CLEVELAND, Ohio — Arizona Sen. John McCain tweeted Monday that he needed 74 new Twitter followers to reach the three million followers mark. It’s a status benchmark surprisingly coveted by a public figure even as accomplished as McCain.
His online begging didn’t work. McCain’s tweet was met with wide social media derision as hundreds of people decided to stop following him. Some unfollowed the senator because they disapproved of his “yes” vote on the recent tax reform bill. Others commented they stopped following because they felt it was lame that someone would stoop to beg for followers.
Despite McCain’s social media awkwardness, true social media rock stars walk among us. They know how to command large social media audiences and expertly grow them. They often are barely old enough to vote. These social media stars are taken seriously because legions of people (especially millennials) pay attention to what they say and do.

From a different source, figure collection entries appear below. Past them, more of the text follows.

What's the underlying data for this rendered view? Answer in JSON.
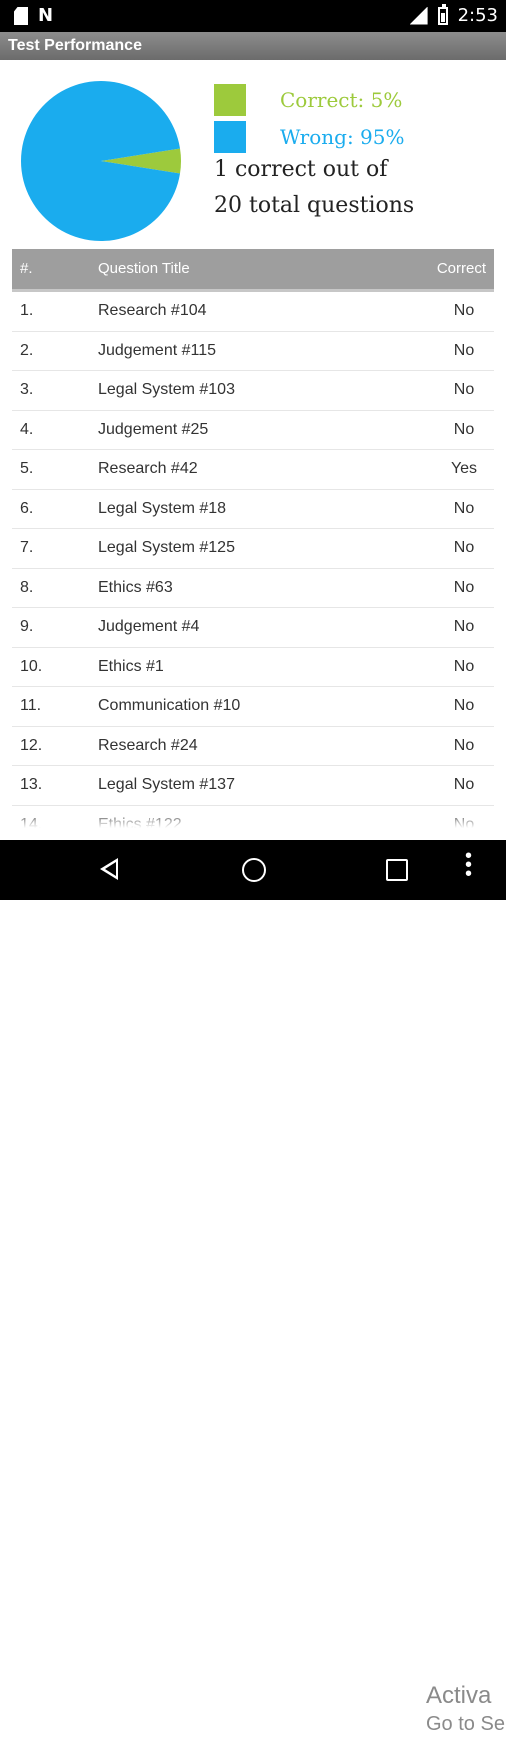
{
  "status_bar": {
    "time": "2:53"
  },
  "app_title": "Test Performance",
  "chart_data": {
    "type": "pie",
    "slices": [
      {
        "label": "Correct",
        "value": 5,
        "color": "#9dca3c"
      },
      {
        "label": "Wrong",
        "value": 95,
        "color": "#1aacee"
      }
    ]
  },
  "legend": {
    "correct": "Correct: 5%",
    "wrong": "Wrong: 95%"
  },
  "summary": {
    "line1": "1 correct out of",
    "line2": "20 total questions"
  },
  "table": {
    "headers": {
      "num": "#.",
      "title": "Question Title",
      "correct": "Correct"
    },
    "rows": [
      {
        "num": "1.",
        "title": "Research #104",
        "correct": "No"
      },
      {
        "num": "2.",
        "title": "Judgement #115",
        "correct": "No"
      },
      {
        "num": "3.",
        "title": "Legal System #103",
        "correct": "No"
      },
      {
        "num": "4.",
        "title": "Judgement #25",
        "correct": "No"
      },
      {
        "num": "5.",
        "title": "Research #42",
        "correct": "Yes"
      },
      {
        "num": "6.",
        "title": "Legal System #18",
        "correct": "No"
      },
      {
        "num": "7.",
        "title": "Legal System #125",
        "correct": "No"
      },
      {
        "num": "8.",
        "title": "Ethics #63",
        "correct": "No"
      },
      {
        "num": "9.",
        "title": "Judgement #4",
        "correct": "No"
      },
      {
        "num": "10.",
        "title": "Ethics #1",
        "correct": "No"
      },
      {
        "num": "11.",
        "title": "Communication #10",
        "correct": "No"
      },
      {
        "num": "12.",
        "title": "Research #24",
        "correct": "No"
      },
      {
        "num": "13.",
        "title": "Legal System #137",
        "correct": "No"
      },
      {
        "num": "14.",
        "title": "Ethics #122",
        "correct": "No"
      }
    ]
  },
  "watermark": {
    "line1": "Activa",
    "line2": "Go to Se"
  }
}
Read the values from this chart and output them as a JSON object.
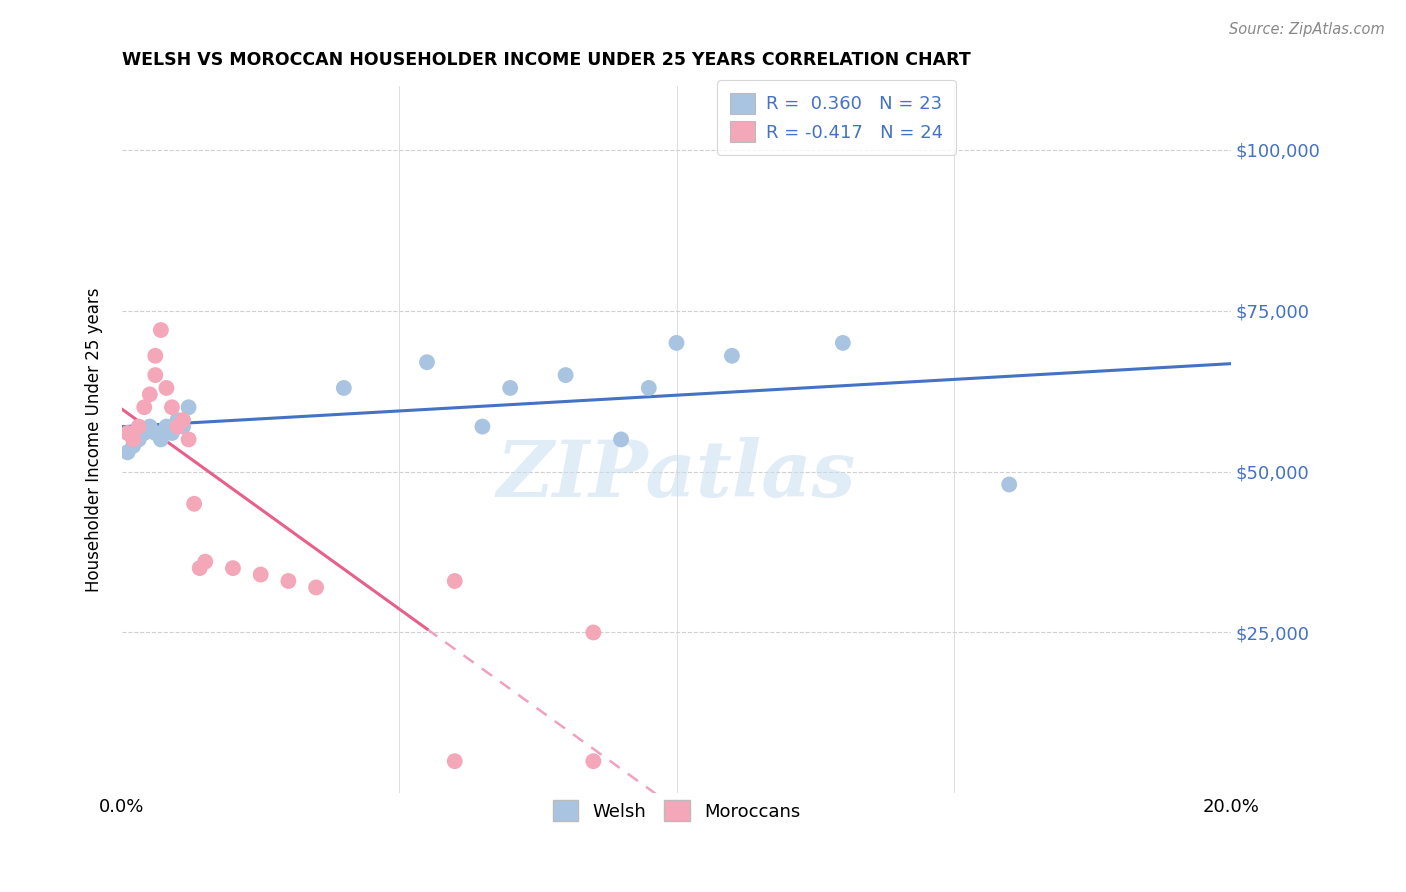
{
  "title": "WELSH VS MOROCCAN HOUSEHOLDER INCOME UNDER 25 YEARS CORRELATION CHART",
  "source": "Source: ZipAtlas.com",
  "ylabel": "Householder Income Under 25 years",
  "xlim": [
    0.0,
    0.2
  ],
  "ylim": [
    0,
    110000
  ],
  "yticks": [
    0,
    25000,
    50000,
    75000,
    100000
  ],
  "ytick_labels_right": [
    "",
    "$25,000",
    "$50,000",
    "$75,000",
    "$100,000"
  ],
  "xticks": [
    0.0,
    0.05,
    0.1,
    0.15,
    0.2
  ],
  "xtick_labels": [
    "0.0%",
    "",
    "",
    "",
    "20.0%"
  ],
  "welsh_color": "#a8c4e0",
  "moroccan_color": "#f4a7b9",
  "welsh_line_color": "#4472c4",
  "moroccan_line_color": "#e8608a",
  "moroccan_line_dashed_color": "#f0a0c0",
  "tick_label_color": "#4472c4",
  "r_welsh": "0.360",
  "n_welsh": "23",
  "r_moroccan": "-0.417",
  "n_moroccan": "24",
  "watermark": "ZIPatlas",
  "welsh_x": [
    0.001,
    0.002,
    0.003,
    0.004,
    0.005,
    0.006,
    0.007,
    0.008,
    0.009,
    0.01,
    0.011,
    0.012,
    0.04,
    0.055,
    0.065,
    0.07,
    0.08,
    0.09,
    0.095,
    0.1,
    0.11,
    0.13,
    0.16
  ],
  "welsh_y": [
    53000,
    54000,
    55000,
    56000,
    57000,
    56000,
    55000,
    57000,
    56000,
    58000,
    57000,
    60000,
    63000,
    67000,
    57000,
    63000,
    65000,
    55000,
    63000,
    70000,
    68000,
    70000,
    48000
  ],
  "moroccan_x": [
    0.001,
    0.002,
    0.003,
    0.004,
    0.005,
    0.006,
    0.006,
    0.007,
    0.008,
    0.009,
    0.01,
    0.011,
    0.012,
    0.013,
    0.014,
    0.015,
    0.02,
    0.025,
    0.03,
    0.035,
    0.06,
    0.085,
    0.06,
    0.085
  ],
  "moroccan_y": [
    56000,
    55000,
    57000,
    60000,
    62000,
    65000,
    68000,
    72000,
    63000,
    60000,
    57000,
    58000,
    55000,
    45000,
    35000,
    36000,
    35000,
    34000,
    33000,
    32000,
    5000,
    5000,
    33000,
    25000
  ]
}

Advertisers are constantly on the lookout for emerging social media “talent.” This so-called talent, whose primary tool is a smart phone, can surface anywhere.
The Barley House, a popular bar and nightclub in downtown Cleveland, is experiencing a social media lesson in real time. The establishment, which I have enjoyed over the years, is currently caught in the middle of a contentious social media soap opera.
The business was forced to go to court this week because it says its employees are being harassed, some receiving cyber and phone threats by followers of Alisa Violet and Ricky “FaZe” Banks, a duo said to be social media stars.
Violet and Banks left the Barley House in an agitated state early on the Sunday morning after Thanksgiving. They apparently were encouraged to leave by the establishment. The couple, who were visiting from California, claim they were treated rudely and aggressively by the club’s bouncers, allegations that the club’s management denies.
Once outside the West Sixth Street club, Violet was attacked by two women — not bar employees — who gave her a bloody lip and a black eye. The next morning, pictures of Violet’s bruised face appeared on social media, and the couple’s followers, who call themselves the Cloutgang, sprang into action.
Followers of the duo began a sustained cyber-attack on the Barley House. They hacked and temporarily deactivated the bar’s website. They left hundreds of negative online reviews and called the bar non-stop with threatening messages.
Last Thursday, the bar sought and received a temporary restraining order that forbids Banks, Violet and anyone in “active concert” with them from contacting the bar or its employees. The case is far from resolved in the court of law — or the court of social media.
The couple has filed their own claim, alleging that Cuyahoga County Common Pleas Judge John Russo’s restraining order is abridging their free speech rights. They’ve asked the U.S. District Court to overturn the order, which forbids them from posting on social media about the club.
“Plaintiffs are well aware that the internet and social media are defendants’ primary, if not sole, means of publicity and communication (not to mention income), and their strategy was obviously to muzzle and censor any further dispute of their distorted, biased, and false version of what happened on the night in question,” the couple’s motion states.
The incident provides a useful reality check. A young woman, who wasn’t legally old enough to drink until this past June, visited the Barley House and got beaten up over Thanksgiving weekend. She has the pictures to prove it. Now she has declared war on the business with her partner and followers.
The Barley House has a fine reputation. Its owners are noted for their community involvement and charitable giving. The business will survive the Cloutgang.